# CFL's



## lovbnstoned (Nov 4, 2013)

wondering if i put some CFL's along the sides of the plants ,, would it give more lumen or light to the plants,  just try to all i can get out my plants


----------



## Melvan (Nov 5, 2013)

All light is good light, just be sure if you're doing this in your flower room that you get full spectrum not just blue.

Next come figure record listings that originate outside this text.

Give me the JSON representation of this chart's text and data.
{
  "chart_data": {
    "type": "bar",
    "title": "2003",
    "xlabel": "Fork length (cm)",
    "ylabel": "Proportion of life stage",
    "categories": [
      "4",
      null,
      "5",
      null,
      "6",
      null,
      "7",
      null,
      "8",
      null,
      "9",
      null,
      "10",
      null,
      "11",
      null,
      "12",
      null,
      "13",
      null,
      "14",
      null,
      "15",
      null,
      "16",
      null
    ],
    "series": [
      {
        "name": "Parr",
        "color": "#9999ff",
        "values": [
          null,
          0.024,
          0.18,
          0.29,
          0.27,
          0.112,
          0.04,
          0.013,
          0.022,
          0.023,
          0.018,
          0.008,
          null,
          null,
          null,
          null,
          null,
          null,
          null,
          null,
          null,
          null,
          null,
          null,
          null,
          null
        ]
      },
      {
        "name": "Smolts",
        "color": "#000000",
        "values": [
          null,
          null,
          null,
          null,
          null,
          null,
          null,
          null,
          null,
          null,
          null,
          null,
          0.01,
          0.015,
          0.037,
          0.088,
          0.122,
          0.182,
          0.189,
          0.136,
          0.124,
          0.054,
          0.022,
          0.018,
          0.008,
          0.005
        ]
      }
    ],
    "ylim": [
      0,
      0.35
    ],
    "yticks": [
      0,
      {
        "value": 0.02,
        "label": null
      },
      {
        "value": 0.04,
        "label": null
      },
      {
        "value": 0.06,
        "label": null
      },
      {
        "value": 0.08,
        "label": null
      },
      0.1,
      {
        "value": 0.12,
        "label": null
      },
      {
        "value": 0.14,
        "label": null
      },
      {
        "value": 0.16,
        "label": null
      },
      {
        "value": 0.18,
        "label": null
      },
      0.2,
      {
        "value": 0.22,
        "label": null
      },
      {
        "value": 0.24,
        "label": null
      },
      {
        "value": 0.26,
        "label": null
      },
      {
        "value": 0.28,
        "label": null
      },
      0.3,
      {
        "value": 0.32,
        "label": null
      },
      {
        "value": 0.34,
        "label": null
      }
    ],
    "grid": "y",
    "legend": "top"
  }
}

I order my cfls for the veg room fixture from 1000bulbs.


----------



## lovbnstoned (Nov 5, 2013)

thanks for the info


----------



## The Hemp Goddess (Nov 5, 2013)

I am not a big fan of side lighting with CFLs if you are running HIDs.  I think the benefits are minimal.  Everywhere you have lights on the wall is a place that foliage cannot grow--you are in effect making your grow space smaller.  It is also often difficult to not block the light from the HID when you have smaller bulbs mounted below it.  The inefficiency of CFLs is also an issue.  How many lumens per sq ft are you running now?


----------



## lovbnstoned (Nov 5, 2013)

will b using 8 bulb HO T5 fixture , would CFL b ok with that type  ???


----------



## lovbnstoned (Nov 5, 2013)

oops forgot,, if i can use CFL's what wattage ,, would U suggest


----------



## Melvan (Nov 5, 2013)

No wasted light if you get a mini reflector that attaches to each bulb. Put the reflector on the side of the cfl facing the wall, wasted light now usable light. If you hang them between the plants, and a bit over, no waste there either.


----------



## lovbnstoned (Nov 5, 2013)

I've got 105 watt CFL's , r those too much, ??? I got 4 of them


----------